Peu, mais bien ! Titre inspiré de la devise chère à Wilfrid Grignon, une devise qu’il aurait souhaité voir écrite sur chacun des lots de colonisation : « Peu mais bien ! ce qui vaut infiniment mieux que beaucoup, mais mal ! Que de vieux colons regrettent aujourd’hui leurs procédés désastreux de colonisation ! On a massacré impitoyablement les forêts ; on a défriché des centaines d’arpents de terre, quand 50 arpents suffisaient pour assurer l’existence d’une famille et d’un troupeau nombreux. »*
Aîné d’une famille fondatrice de la région des Laurentides comptant onze enfants, Wilfrid Grignon est l’une des figures marquantes de Sainte-Adèle. Reçus en 1877, il pratiqua la médecine à Sainte-Thérèse avant de s’établir à Bouctouche, au Nouveau-Brunswick. Mais l’appel du pays le poussa à revenir dans les montages qui l’avaient vu naître. Ainsi, vers la fin de 1878, sous l’insistance du curé Labelle, il s’établit à Sainte-Adèle, récemment ouverte à la colonisation, dans un village qui ne comptait que quatorze maisons. Époque de misère, de privation et de pauvreté que celle de la colonisation: « Le docteur Grignon embrassa, comme si c’eût été une vocation, ce nouveau combat de la vie, et fit preuve dans la mêlée d’un courage sans exemple. Il aima, par-dessus tout les hommes de la terre, et sa passion du sol, il la puisait dans la nature enchanteresse au milieu de ces âmes fières et rustiques, les seuls survivants de la race française, venus sur cette terre pour aimer Dieu »**.
Une agriculture qui s’annonce florissante l’incite à fonder, en 1888, la Société d’agriculture ainsi que les cercles agricoles, deux initiatives qui rendirent des services inestimables aux agriculteurs de l’époque. Le médecin « nouveau genre », sous les regards sceptiques de ses détracteurs, établit une ferme expérimentale tout près du village « Il y appliqua les nouveaux modes de culture, en fit bénéficier tout le monde ; et, il réussit si bien qu’il fut lauréat du Mérite agricole. »** Ce n’est pas un hasard si, dans son adaptation télévisuelle d’un homme et son péché — Les belles histoires des Pays d’en haut —, Claude-Henri Grignon nous présente un Léon Dalbrand qui, avec sa ferme expérimentale, sa passion pour la terre et sa grande prodigalité envers les colons, nous rappelle étrangement le père du célèbre auteur Adélois.

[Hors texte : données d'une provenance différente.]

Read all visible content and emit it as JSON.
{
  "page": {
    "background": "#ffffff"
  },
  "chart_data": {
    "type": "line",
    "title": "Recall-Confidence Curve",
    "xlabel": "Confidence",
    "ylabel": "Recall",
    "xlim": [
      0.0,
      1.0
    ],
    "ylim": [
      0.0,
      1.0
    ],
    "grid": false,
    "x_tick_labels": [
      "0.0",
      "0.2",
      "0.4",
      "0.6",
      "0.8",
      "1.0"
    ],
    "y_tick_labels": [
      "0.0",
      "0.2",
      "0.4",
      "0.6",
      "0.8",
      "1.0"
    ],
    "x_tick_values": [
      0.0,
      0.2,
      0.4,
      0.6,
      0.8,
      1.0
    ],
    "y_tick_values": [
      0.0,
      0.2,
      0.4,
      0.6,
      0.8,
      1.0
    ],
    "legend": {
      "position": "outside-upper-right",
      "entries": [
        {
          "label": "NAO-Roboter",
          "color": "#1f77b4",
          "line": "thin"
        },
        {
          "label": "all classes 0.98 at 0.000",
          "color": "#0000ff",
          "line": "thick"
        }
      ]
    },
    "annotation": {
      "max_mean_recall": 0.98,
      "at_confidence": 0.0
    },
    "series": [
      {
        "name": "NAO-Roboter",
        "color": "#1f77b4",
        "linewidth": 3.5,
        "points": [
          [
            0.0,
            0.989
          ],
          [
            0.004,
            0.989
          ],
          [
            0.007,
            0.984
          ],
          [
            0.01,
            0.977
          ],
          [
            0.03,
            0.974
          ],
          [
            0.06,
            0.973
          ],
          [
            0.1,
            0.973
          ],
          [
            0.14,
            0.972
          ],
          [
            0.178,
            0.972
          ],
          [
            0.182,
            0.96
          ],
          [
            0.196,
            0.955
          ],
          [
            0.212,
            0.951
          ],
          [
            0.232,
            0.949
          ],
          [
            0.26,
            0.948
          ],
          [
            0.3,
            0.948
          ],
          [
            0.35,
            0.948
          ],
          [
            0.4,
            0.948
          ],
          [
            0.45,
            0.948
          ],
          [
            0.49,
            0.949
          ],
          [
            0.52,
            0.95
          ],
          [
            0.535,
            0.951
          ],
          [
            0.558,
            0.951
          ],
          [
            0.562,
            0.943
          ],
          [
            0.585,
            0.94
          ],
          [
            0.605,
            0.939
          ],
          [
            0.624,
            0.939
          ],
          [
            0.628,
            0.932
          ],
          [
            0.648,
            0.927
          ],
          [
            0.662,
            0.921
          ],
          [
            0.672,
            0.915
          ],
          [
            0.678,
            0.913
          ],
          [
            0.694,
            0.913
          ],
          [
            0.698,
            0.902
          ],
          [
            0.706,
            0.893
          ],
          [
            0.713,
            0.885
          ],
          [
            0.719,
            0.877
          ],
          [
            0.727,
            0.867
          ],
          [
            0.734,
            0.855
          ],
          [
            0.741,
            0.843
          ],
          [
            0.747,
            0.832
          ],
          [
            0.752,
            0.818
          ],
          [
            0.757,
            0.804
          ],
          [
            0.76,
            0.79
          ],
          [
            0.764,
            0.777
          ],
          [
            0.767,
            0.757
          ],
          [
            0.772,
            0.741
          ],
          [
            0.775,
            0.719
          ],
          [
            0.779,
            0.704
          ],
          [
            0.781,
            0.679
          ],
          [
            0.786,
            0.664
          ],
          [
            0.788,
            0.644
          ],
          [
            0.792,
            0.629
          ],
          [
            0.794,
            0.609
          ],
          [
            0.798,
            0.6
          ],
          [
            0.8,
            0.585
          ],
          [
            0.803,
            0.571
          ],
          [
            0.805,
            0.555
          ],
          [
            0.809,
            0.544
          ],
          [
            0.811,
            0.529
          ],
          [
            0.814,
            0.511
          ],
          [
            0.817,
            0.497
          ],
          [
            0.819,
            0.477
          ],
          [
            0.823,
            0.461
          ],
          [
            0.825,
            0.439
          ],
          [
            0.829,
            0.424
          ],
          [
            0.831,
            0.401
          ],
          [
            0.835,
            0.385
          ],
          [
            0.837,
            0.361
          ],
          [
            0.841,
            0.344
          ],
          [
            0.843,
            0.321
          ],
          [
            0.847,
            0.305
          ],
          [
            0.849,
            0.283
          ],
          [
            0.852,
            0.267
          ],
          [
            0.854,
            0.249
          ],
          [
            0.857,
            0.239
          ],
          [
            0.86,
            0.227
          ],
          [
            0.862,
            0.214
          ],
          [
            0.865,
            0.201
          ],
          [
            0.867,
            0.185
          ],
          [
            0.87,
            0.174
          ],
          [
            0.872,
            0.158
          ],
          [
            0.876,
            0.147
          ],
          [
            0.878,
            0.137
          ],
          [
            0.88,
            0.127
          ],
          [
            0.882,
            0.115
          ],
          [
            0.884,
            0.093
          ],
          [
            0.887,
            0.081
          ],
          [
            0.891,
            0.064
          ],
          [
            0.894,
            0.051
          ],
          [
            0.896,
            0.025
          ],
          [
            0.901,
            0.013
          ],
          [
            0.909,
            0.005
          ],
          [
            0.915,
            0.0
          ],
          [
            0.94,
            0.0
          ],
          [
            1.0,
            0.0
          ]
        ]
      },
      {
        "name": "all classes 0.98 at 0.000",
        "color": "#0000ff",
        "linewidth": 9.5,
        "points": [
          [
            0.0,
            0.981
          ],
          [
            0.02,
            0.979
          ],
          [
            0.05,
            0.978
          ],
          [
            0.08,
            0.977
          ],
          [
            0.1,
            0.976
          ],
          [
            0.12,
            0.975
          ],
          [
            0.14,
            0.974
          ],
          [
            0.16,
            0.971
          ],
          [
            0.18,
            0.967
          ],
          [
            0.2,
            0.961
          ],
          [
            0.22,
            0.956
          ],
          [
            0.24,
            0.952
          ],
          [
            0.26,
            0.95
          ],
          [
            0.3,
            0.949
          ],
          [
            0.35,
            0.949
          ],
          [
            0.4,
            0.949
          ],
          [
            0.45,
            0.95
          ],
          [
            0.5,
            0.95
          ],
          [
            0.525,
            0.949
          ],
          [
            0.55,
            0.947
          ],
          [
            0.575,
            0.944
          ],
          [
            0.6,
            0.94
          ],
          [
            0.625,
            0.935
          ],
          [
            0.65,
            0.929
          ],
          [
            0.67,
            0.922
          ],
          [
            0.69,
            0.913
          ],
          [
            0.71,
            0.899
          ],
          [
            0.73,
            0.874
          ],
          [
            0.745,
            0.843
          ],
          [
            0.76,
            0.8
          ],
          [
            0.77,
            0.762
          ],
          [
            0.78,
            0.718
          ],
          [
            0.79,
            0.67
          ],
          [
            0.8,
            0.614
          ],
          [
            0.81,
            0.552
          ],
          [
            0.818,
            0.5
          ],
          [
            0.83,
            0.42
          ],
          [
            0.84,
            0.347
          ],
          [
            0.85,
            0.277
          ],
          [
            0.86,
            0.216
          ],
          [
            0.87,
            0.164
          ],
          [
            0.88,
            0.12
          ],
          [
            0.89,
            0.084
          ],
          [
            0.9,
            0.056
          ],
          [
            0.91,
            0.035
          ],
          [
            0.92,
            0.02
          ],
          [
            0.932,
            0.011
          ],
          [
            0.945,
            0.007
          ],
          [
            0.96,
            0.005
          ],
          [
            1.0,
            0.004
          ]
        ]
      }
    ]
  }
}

Maire de Sainte-Adèle de 1886 à 1892, et de 1898 à 1904, il fut également conseiller, juge de paix et préfet du comté de Terrebonne. En 1898, il fonde une pharmacie vétérinaire qui fut florissante. Conférencier agricole pendant vingt-deux ans à travers la province, il fut également un écrivain qui noircissait les colonnes de quatre quotidiens et un journaliste influent dont les articles ont largement contribué à moderniser les méthodes d’agriculture de l’époque. La plume lui « coûtait deux ou trois heures de travail tous les jours »**. On dit que ses activités l’occupaient dix-sept heures par jour. Premier levé et dernier couché au village, on le surnommait « le veilleur du village ». Né le 20 août 1854 à Saint-Jérôme, c’est le 23 juin 1915, au terme de trois années de souffrances qu’il « vit pour la dernière fois le soleil se lever sur les montagnes et le lac du village qu’il avait tant aimé ».**
Cette toile est un hommage à cet homme, à son époque, et à tous les colons qui ont bâti les Laurentides.
* Rapport du congrès de la colonisation, tenu à Montréal les 22,23 et 24 novembre 1898. Publication faite par les soins et sous la direction de «La Société Générale de Colonisation et de Rapatriment de la Province de Québec» P.120
**Histoire de la paroisse de Sainte-Adèle, L’Abbée Edmond Langevin-Lacroix qui cite un texte attribué au fils de Wilfrid Grignon, le célèbre auteur Claude-Henri Grignon.